Mediterranean, Queensland and Tau fruit fly quarantines have been lifted while the state keeps its Oriental fruit fly quarantine in place.

Oriental fruit fly
Oriental fruit fly
(Photo courtesy of Scott Bauer/USDA Agricultural Research Service)

In July, the California Department of Food and Agriculture lifted a quarantine for the Tau fruit fly in Santa Clara due to eradication. CDFA said the tau fruit fly was first detected in Santa Clara in July 2023.

The department recently announced it also ended Mediterranean and Queensland fruit fly quarantines in Southern California due to eradication.

CDFA first detected the Mediterranean fruit fly in Los Angeles. The quarantine encompassed Inglewood, Hawthorne and parts of Culver City.

The Queensland fruit fly was first detected October 2023 in Thousand Oaks, Calif.

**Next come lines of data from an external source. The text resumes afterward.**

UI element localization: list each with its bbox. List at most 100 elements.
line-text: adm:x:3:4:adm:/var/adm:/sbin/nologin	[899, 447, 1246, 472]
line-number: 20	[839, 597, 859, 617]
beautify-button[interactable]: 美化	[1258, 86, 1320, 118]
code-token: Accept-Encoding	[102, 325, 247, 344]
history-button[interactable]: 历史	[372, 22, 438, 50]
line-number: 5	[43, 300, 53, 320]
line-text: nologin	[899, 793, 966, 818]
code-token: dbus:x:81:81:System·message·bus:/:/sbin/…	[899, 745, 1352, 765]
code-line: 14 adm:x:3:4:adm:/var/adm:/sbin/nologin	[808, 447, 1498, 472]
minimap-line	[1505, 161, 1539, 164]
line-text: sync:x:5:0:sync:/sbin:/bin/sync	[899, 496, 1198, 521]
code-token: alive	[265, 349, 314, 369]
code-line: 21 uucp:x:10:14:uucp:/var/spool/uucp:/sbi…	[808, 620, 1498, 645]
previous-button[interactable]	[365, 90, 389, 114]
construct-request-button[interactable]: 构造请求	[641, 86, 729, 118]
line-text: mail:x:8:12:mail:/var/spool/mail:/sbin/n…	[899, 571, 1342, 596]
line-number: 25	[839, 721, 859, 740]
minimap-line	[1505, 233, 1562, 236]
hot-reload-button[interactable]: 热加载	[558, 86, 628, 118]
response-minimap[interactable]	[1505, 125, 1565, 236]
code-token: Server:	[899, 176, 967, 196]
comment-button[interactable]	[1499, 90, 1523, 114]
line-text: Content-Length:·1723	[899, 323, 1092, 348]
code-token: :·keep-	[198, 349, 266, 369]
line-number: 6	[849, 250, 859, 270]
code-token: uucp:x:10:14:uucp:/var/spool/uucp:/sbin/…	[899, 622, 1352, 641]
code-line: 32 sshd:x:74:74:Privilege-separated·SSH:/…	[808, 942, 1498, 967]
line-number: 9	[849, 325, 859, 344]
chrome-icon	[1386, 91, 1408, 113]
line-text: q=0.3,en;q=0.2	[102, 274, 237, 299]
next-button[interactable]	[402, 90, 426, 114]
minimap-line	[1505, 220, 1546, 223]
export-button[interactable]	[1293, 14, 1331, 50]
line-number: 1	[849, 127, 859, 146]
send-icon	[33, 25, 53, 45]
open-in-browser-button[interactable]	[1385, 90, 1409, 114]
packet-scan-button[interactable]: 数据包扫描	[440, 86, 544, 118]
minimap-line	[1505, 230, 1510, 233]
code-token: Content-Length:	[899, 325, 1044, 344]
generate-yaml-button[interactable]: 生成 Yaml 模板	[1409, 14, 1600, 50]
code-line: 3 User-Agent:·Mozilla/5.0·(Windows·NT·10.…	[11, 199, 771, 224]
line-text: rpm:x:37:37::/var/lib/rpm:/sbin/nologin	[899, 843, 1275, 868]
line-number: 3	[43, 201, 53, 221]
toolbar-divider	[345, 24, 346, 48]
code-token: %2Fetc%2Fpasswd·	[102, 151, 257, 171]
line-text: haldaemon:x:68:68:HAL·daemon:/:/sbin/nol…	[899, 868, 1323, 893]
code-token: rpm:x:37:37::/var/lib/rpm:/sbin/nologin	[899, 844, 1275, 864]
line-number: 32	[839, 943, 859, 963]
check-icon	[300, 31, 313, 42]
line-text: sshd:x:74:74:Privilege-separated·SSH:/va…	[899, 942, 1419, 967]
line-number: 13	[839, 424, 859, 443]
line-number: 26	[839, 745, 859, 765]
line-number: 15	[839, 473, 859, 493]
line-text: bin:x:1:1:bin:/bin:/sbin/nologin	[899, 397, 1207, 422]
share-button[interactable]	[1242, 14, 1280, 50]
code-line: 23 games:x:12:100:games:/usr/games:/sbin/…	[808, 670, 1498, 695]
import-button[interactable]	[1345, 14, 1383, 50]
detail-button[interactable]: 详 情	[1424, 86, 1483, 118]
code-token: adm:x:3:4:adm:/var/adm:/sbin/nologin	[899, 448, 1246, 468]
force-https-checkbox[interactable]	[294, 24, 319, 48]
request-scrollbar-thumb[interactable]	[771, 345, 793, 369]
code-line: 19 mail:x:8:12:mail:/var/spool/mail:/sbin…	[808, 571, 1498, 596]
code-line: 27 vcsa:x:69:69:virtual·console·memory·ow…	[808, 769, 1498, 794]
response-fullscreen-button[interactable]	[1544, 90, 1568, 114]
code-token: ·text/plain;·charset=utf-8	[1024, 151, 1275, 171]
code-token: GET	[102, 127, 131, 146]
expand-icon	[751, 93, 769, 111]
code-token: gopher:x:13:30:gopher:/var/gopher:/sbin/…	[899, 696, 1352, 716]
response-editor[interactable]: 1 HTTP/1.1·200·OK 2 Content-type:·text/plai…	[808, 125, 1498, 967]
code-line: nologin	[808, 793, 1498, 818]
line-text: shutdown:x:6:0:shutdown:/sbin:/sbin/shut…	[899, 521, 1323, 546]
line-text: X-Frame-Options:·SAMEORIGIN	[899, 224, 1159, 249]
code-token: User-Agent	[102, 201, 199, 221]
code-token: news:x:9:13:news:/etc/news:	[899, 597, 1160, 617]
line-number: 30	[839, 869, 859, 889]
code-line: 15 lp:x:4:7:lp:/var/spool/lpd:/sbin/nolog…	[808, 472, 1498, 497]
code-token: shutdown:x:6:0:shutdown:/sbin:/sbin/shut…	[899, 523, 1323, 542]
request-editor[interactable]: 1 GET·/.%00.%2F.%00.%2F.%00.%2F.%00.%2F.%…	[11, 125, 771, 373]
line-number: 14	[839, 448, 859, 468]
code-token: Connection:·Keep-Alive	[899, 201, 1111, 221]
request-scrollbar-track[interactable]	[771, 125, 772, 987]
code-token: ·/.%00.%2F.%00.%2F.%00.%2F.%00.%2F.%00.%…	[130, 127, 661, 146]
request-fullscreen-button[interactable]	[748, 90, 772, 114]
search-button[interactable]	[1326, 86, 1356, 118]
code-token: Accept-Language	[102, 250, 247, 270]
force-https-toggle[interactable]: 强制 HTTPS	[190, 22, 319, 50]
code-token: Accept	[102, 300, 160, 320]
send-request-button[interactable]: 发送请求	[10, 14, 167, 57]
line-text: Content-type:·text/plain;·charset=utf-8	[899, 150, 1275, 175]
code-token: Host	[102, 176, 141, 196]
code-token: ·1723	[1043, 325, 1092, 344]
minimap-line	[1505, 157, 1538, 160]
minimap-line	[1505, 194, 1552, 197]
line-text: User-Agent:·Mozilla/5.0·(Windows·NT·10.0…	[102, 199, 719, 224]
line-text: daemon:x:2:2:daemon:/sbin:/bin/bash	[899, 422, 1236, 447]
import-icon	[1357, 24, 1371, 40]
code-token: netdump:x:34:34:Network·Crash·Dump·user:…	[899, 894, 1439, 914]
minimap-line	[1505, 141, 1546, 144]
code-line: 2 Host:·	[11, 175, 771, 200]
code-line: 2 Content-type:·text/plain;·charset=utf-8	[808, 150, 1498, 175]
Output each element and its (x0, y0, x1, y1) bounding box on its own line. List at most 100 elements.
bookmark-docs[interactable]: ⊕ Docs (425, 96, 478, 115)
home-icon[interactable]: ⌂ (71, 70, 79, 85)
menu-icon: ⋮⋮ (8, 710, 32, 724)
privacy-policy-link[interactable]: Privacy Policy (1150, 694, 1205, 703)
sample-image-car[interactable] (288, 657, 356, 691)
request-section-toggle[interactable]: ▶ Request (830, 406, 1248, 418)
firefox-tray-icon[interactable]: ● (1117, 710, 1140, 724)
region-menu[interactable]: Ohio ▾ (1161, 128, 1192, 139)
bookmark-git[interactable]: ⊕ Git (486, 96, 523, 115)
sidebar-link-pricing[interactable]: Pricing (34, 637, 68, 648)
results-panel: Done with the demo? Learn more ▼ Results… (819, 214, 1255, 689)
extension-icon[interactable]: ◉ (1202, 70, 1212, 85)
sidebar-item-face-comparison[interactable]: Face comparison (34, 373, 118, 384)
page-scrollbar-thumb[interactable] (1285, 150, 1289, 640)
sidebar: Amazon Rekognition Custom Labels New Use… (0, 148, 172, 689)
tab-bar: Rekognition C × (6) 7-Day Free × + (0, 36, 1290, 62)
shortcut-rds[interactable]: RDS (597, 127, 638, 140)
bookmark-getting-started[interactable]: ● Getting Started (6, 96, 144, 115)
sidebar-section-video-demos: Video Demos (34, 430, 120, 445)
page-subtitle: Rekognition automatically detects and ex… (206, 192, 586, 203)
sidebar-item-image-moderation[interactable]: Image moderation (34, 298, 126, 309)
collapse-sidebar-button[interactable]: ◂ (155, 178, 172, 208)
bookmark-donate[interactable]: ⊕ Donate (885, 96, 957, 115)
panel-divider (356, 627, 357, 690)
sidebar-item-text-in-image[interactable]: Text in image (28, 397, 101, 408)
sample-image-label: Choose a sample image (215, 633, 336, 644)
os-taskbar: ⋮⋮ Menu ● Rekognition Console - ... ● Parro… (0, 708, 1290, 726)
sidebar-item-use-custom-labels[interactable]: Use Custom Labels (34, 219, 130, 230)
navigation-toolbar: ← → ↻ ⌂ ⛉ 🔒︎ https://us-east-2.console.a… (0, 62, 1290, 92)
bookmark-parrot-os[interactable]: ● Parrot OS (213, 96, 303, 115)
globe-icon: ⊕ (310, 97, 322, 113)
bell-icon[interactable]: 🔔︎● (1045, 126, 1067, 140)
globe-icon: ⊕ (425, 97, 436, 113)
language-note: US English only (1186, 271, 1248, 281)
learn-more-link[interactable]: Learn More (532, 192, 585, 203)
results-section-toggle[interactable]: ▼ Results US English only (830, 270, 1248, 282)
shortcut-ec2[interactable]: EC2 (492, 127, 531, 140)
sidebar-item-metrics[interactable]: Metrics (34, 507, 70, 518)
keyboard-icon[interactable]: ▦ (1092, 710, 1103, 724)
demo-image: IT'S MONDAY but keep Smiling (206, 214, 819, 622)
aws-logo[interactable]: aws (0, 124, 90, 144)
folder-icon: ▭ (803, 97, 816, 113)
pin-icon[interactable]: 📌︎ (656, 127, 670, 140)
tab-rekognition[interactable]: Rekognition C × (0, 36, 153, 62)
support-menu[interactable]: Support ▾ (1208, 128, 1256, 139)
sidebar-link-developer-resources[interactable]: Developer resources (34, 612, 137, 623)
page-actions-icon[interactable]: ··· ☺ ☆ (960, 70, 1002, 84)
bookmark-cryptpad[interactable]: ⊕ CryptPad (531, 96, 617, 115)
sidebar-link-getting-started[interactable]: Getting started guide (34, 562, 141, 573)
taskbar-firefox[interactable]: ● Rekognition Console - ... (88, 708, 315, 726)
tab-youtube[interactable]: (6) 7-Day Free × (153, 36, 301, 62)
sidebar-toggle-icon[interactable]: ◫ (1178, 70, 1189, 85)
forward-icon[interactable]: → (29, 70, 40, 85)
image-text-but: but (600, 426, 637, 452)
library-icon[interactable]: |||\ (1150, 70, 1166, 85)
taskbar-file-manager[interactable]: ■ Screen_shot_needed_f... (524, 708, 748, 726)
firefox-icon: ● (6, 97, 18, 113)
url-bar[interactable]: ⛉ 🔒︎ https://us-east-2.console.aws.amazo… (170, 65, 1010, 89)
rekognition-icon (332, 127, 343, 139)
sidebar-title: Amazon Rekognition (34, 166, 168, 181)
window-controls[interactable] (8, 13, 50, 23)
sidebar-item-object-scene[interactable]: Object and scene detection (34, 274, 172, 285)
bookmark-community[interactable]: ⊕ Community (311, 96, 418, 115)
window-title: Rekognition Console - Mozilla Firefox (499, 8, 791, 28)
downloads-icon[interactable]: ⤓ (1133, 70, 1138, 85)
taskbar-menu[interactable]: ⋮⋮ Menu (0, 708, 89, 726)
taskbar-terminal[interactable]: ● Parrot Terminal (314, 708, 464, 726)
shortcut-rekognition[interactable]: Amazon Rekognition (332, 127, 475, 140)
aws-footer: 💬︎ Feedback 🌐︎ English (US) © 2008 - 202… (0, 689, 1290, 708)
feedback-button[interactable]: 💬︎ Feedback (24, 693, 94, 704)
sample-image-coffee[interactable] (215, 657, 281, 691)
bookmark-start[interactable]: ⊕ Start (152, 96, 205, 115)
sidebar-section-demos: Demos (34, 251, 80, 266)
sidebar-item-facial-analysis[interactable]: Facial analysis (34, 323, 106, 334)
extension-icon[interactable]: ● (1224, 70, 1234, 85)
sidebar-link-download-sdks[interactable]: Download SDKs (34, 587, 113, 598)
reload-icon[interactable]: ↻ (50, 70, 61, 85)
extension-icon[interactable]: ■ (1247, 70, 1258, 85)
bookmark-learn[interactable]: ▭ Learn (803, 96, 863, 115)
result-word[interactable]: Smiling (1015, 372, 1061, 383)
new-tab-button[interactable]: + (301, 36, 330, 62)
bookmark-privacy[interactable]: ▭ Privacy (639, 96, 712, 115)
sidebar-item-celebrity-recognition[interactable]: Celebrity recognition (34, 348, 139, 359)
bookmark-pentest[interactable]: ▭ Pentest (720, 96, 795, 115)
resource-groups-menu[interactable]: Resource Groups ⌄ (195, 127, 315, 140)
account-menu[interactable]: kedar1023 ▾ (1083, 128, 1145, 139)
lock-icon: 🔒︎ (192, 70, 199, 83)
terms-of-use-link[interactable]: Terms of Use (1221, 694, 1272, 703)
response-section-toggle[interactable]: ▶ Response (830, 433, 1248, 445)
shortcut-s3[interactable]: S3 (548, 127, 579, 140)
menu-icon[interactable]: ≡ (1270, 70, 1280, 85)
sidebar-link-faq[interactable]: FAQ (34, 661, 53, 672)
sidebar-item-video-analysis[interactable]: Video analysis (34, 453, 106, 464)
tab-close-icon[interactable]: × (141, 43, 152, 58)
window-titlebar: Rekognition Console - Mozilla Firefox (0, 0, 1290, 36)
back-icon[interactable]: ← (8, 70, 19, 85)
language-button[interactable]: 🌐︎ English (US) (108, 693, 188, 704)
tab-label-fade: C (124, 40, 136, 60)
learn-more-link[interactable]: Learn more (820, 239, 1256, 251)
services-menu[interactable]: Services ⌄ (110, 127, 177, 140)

The department said the quarantine it established in Thousand Oaks, Moorpark and Santa Rosa Valley in Ventura County and Agoura Hills and Westlake Village in Los Angeles County were the first in the Western Hemisphere.

More than 300 crops are hosts for both Mediterranean and Queensland fruit flies.

“Last year, California experienced an unusually high population of invasive fruit flies, and the response required coordination from residents, agricultural industry members and agricultural commissioners in both counties,” Victoria Hornbaker, director of CDFA’s plant health and pest prevention services division, said in a news release. “Through this coordination, we’re incredibly proud to have successfully achieved the eradication of several species of invasive fruit flies in Southern California — including Mediterranean, Queensland and Tau — but the threat is never completely gone.”

An existing quarantine remains in the state for the Oriental fruit fly in the Redlands area in San Bernadino County.